We are heading towards a society without work. The first people to experience that society are the long-term unemployed and the unemployed older workforce. If we don’t find a way to treat them as full citizens, and to ensure they can engage in society as full citizens – with accompanying salaries and bonuses – we need to realize that sometime in the future we are going to be living in a society with a very small number of wealthy workers and a very large number of poor unemployable people. Such a society is not sustainable, and in some ways, if the rhetoric about his voters is true, Trump is a sign of what will happen to us if we don’t deal with this issue.

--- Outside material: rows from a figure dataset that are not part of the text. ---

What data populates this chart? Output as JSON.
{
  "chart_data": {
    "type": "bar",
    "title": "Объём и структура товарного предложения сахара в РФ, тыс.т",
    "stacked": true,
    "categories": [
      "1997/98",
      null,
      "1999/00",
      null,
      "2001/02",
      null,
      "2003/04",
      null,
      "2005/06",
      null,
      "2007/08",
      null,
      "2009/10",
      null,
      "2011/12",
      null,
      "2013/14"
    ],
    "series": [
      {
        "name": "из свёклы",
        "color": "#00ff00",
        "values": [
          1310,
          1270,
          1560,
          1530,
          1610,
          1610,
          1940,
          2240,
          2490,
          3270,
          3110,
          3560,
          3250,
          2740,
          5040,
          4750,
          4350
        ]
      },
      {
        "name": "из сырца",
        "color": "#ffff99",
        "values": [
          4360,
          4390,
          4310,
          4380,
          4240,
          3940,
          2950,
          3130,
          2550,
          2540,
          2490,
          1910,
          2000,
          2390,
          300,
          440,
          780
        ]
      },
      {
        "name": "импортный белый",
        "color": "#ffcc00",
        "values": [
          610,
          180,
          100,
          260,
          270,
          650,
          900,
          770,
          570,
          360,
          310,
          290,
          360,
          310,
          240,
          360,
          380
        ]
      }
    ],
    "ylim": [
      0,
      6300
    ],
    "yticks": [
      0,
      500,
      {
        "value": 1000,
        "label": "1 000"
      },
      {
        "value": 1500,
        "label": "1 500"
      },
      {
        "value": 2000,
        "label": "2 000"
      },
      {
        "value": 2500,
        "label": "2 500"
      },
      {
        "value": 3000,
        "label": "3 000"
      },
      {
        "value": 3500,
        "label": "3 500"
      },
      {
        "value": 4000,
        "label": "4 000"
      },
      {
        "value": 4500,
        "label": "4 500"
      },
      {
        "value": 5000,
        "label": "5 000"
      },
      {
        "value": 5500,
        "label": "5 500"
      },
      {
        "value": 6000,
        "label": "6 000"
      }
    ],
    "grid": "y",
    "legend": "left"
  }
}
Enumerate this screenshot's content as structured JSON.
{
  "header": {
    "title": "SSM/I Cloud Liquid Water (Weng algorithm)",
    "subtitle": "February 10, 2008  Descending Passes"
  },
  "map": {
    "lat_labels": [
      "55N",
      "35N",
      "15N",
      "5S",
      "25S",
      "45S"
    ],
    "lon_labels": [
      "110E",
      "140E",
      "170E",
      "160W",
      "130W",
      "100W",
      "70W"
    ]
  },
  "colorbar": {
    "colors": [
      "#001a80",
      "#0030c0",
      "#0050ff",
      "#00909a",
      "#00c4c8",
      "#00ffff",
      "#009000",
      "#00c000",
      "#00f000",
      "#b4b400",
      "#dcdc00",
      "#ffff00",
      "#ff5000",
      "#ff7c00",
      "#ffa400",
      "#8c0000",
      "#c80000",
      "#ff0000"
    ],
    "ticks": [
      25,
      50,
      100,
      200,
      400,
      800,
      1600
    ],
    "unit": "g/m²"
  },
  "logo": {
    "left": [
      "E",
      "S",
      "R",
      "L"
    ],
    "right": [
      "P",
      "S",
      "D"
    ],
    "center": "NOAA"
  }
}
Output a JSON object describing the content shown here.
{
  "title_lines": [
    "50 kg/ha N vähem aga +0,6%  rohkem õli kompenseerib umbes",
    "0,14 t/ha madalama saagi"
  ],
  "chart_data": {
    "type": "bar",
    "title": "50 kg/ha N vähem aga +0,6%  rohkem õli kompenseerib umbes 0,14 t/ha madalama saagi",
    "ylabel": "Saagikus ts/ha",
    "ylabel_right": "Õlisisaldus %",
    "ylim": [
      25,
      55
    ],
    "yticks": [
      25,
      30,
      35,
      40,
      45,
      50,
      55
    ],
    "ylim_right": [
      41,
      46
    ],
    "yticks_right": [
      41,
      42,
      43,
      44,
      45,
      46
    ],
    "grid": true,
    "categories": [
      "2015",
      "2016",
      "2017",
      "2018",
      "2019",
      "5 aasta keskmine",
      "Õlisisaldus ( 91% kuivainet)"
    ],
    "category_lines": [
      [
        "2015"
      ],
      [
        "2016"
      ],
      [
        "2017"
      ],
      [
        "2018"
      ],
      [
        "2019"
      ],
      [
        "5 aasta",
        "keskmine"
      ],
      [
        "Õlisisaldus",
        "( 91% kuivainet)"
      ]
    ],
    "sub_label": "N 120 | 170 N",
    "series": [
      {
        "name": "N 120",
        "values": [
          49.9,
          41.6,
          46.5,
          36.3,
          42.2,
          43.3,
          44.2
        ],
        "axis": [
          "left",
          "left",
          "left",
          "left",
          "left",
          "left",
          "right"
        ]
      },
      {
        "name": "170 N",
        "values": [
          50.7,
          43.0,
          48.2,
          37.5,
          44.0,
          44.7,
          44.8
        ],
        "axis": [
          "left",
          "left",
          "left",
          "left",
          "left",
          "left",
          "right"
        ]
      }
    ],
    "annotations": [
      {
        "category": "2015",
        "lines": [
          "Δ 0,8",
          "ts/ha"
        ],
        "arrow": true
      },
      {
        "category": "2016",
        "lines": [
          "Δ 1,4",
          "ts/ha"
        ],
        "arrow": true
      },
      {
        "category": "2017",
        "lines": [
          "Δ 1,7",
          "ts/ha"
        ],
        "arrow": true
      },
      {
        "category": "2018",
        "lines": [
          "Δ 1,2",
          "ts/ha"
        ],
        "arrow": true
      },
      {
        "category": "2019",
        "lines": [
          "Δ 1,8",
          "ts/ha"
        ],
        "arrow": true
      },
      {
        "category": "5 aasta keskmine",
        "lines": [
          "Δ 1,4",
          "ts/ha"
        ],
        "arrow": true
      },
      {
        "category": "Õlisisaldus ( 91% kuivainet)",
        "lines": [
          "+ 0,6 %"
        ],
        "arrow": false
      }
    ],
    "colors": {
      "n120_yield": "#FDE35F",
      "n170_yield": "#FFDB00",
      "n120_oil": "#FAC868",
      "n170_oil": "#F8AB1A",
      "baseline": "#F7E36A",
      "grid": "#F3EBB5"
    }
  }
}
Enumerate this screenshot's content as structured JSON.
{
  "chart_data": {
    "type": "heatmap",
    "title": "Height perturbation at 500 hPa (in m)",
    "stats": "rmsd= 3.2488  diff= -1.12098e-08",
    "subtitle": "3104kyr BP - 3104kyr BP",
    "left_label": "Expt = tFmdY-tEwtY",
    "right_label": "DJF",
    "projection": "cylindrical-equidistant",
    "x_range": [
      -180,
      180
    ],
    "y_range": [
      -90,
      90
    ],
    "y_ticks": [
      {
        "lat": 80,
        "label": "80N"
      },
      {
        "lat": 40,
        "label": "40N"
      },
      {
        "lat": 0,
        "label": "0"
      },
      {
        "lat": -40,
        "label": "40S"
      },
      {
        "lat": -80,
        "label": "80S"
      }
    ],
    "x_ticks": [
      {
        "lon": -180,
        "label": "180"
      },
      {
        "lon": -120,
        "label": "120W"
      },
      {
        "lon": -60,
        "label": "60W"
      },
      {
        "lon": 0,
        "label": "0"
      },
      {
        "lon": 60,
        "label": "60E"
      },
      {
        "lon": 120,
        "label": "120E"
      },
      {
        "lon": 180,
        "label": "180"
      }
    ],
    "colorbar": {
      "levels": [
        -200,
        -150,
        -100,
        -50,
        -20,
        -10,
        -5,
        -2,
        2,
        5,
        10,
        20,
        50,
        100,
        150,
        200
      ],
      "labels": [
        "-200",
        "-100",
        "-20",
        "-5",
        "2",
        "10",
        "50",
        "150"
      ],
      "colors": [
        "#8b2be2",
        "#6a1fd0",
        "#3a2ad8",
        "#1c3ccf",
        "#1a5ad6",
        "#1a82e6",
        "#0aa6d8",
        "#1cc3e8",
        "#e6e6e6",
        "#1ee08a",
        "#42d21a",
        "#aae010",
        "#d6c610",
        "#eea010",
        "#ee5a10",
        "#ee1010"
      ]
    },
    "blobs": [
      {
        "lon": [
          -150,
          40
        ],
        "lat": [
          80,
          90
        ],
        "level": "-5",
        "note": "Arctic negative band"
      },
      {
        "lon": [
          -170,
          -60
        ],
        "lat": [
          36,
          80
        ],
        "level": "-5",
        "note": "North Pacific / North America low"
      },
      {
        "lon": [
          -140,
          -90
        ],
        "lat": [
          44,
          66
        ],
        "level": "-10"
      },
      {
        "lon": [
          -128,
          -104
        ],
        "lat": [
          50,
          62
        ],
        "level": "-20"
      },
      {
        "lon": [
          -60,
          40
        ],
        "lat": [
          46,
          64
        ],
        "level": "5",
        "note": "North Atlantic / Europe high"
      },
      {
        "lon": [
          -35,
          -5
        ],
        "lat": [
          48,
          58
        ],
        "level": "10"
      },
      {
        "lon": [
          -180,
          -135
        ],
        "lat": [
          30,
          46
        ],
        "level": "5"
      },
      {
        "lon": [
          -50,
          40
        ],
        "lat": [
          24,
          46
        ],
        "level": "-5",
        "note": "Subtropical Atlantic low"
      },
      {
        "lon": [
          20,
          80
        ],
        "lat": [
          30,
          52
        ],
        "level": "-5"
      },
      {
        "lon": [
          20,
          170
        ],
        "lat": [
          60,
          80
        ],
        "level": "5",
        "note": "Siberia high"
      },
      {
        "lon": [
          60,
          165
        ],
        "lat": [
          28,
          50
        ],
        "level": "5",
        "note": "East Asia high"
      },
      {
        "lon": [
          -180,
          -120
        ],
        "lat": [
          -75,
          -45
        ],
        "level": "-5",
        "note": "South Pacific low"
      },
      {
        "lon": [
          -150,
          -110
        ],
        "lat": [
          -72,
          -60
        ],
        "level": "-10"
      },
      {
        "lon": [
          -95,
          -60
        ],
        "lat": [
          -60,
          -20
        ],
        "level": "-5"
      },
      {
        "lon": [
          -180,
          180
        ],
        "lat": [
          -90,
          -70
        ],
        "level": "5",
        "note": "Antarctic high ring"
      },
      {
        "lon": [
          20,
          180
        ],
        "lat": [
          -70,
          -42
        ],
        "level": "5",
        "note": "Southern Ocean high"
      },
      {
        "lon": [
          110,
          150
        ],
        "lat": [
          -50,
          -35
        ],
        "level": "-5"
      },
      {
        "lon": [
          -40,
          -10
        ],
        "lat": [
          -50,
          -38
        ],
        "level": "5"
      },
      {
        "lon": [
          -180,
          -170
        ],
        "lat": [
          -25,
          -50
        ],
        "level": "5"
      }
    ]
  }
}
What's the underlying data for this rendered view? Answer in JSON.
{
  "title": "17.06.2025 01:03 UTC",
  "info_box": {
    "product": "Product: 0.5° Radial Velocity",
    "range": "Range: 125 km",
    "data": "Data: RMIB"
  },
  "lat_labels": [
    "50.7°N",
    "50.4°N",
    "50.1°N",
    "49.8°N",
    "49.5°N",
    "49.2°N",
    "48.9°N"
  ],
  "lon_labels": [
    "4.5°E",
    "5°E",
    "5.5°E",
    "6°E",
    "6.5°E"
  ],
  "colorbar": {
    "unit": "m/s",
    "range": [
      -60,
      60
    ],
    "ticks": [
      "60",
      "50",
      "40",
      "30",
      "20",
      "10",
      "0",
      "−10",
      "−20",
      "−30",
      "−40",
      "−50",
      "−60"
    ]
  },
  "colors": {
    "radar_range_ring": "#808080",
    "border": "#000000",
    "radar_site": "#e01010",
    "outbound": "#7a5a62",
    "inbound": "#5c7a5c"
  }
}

Technology is intended to liberate us from labour. We call them labour-saving devices for a reason. But ultimately we need to recognize that once you have liberated a certain number of people from labour, you have created a new, non-working society, and you need to find a way to manage it. We want a post-scarcity society, not a post-happiness society. So let’s start thinking about ways to reward people for a lifetime of labour, rather than punishing them for picking the wrong industry 40 years ago.